BOSTON (CBS) – A medical breakthrough in Boston with far reaching implications offers a young boy a chance to see better. It’s the first time an FDA approved gene therapy has been used to fight an inherited disease. And after groundbreaking surgery at Mass Eye and Ear, both patient and doctor are beaming, with hope.
“This is just the beginning. I’m the first one. There’s going to be more,” says 13-year-old Jack Hogan from New Jersey who has had serious vision problems his whole life. “I have trouble seeing at night. Probably around 6 o’clock, I’ll go inside and I can’t see outside at all.”
Jack also has no peripheral vision. But Tuesday at Mass Eye and Ear in Boston, Jack was the first person outside of clinical trials to receive gene therapy that’s been 20 years in the making. The goal was to replace a gene that Jack is missing.
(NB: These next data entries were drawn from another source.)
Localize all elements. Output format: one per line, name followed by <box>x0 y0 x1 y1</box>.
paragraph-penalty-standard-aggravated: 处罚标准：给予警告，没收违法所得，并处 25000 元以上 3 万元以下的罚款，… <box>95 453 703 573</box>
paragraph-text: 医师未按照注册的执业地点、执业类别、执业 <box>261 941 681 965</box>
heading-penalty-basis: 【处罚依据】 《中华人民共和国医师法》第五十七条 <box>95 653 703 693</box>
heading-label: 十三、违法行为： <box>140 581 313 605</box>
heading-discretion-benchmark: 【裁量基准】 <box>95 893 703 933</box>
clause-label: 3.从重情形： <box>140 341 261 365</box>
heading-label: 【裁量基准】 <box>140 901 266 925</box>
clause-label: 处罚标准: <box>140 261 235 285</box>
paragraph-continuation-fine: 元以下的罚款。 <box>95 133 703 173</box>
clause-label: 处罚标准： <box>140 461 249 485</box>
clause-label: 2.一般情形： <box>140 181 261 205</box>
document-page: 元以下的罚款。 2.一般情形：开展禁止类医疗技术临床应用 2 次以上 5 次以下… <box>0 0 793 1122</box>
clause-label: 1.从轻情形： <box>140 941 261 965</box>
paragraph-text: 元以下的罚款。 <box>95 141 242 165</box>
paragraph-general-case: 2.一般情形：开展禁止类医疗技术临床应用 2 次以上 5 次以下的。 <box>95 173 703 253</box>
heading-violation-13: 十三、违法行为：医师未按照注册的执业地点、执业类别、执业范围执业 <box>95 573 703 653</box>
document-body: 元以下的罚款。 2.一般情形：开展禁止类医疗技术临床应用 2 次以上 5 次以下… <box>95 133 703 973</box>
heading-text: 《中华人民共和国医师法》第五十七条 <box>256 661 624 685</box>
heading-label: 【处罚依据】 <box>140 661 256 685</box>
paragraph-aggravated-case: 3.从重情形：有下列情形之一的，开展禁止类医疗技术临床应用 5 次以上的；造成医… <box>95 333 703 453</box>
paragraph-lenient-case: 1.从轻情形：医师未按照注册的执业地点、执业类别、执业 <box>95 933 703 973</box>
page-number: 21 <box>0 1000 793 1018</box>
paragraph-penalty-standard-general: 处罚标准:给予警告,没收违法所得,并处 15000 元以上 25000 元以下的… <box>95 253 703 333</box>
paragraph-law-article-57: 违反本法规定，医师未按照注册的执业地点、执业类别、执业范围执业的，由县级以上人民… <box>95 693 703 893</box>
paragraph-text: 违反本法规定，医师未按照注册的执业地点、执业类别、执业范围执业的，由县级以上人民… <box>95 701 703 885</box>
“This gene therapy was developed to take the synthetic copy of the RPE 65 gene, and put it into the retina,” says Dr. Jason Comander, who performed the surgery. By inserting the synthetic gene, the hope is to stop the progress of Jack’s rare vision loss and actually improve his sight.
The delicate surgery involves taking the synthetic gene which is placed in a virus, and putting it underneath Jack’s retina. “We put tiny little ports into the white part of the eye. Through a tiny, little cannula, the tip of which is the size of a human hair, we inject these three drops of liquid,” says Dr. Comander. “This drug can really be a miracle for a lot of these patients.”
For Jack, success could mean not being left behind. “My classmates were like, ‘oh look at that, oh look at this,’ and I didn’t see anything, so it just got me really upset,” Jack explains.
“I just hope that he’s included now in things, and he’s able to have fun and enjoy life like the rest of the regular 13-year-olds,” says Jack’s mom, Jeanette Hogan.
Jack had surgery on his left eye Tuesday. The right eye is scheduled for next week. He should know in about a month if it works.
This new drug is a big boost for gene therapy, but it comes at a great cost. The price tag is $850,000. Insurance is paying for Jack’s treatment.